Boot: Bring Back The Bush Doctrine, Attack Iranian And Pakistani Nuclear Facilities

bootweb.jpgCouncil on Foreign Relations senior fellow and prominent neoconservative Max Boot has surfaced on Foreign Policy magazine’s website this week, bemoaning the unpopularity of the Bush Doctrine despite its disastrous results in Iraq.

Taking advantage of hindsight, Boot says that if only the world had taken seriously warnings about Hitler’s Germany and later al Qaeda, the catastrophes that they created could have been avoided. Boot then refers to two bipartisan congressional reports that have issued stern warnings regarding terrorist and nuclear threats from Iran and Pakistan. Claiming that diplomacy is failing in Iran and the “current approach” in Pakistan’s tribal areas is not working, Boot concludes that only one option remains — attack:

For all the empty talk of “tough diplomacy,” the uncomfortable reality is that there is only one option that in the short term is likely to forestall Iran from going nuclear: airstrikes on its atomic installations. […]
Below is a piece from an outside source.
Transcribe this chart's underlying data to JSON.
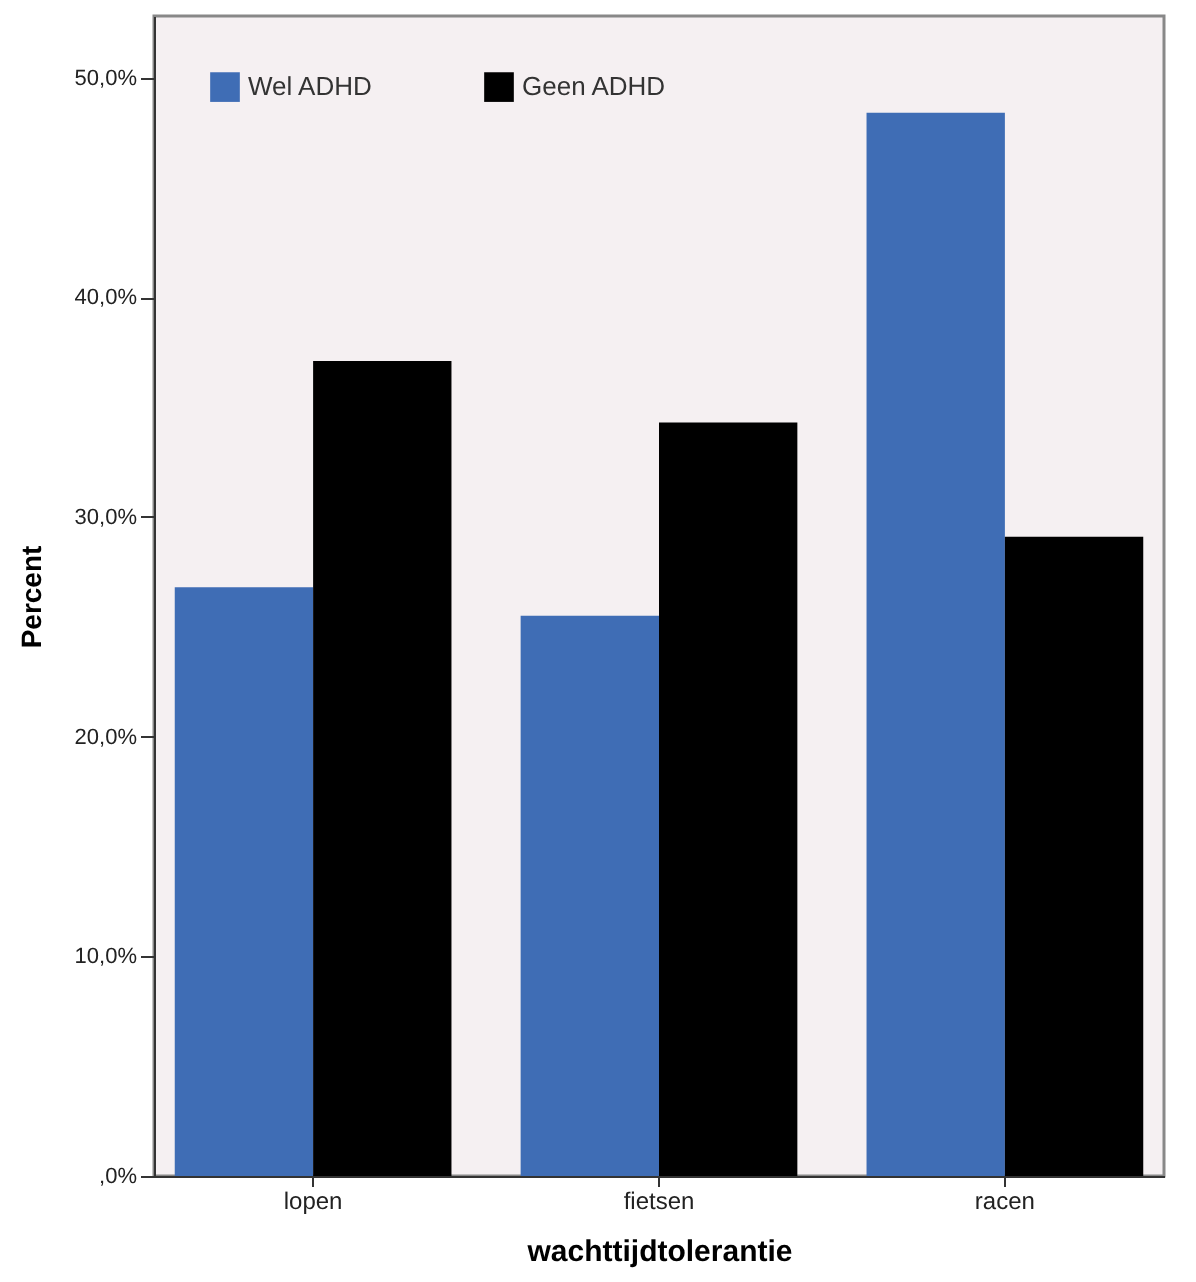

“Preemption lite” — the current approach of picking off terrorist leaders [in Pakistan] with armed Predator drones — can help to weaken and slow the jihadists, but it can hardly defeat them. That would, in all likelihood, require an invasion of western Pakistan, perhaps accompanied by preemptive airstrikes on Pakistan’s nuclear installations.

Recognizing the enormity of his plan, Boot backs off slightly on Pakistan, calling his idea “unthinkable” and one that would “make even the most hawkish of analysts turn dovish.” But recalling the threats ignored from Hitler and bin Laden, he adds, “we lack the imagination to see the costs of inaction.”

Given that Defense Secretary Robert Gates (whom President-elect Obama has asked to stay on in his administration) has said that war with Iran would be “disastrous” and “the last thing we need,” it is probably safe to assume that he feels the same way about attacking Pakistan’s nuclear facilities.

Nonetheless, it’s also probably safe to assume (thankfully) that no one in the Obama administration will be taking advice from a guy (Boot) who once erroneously claimed Iran was training Al-Qaeda in Iraq, compared walled Baghdad to gated American communities, supported the Pentagon’s war propaganda program, thinks “bellicose aura[s]” achieve peace, and just knew (how, no one knows) that Iranian leadership hoped that Obama would win last November.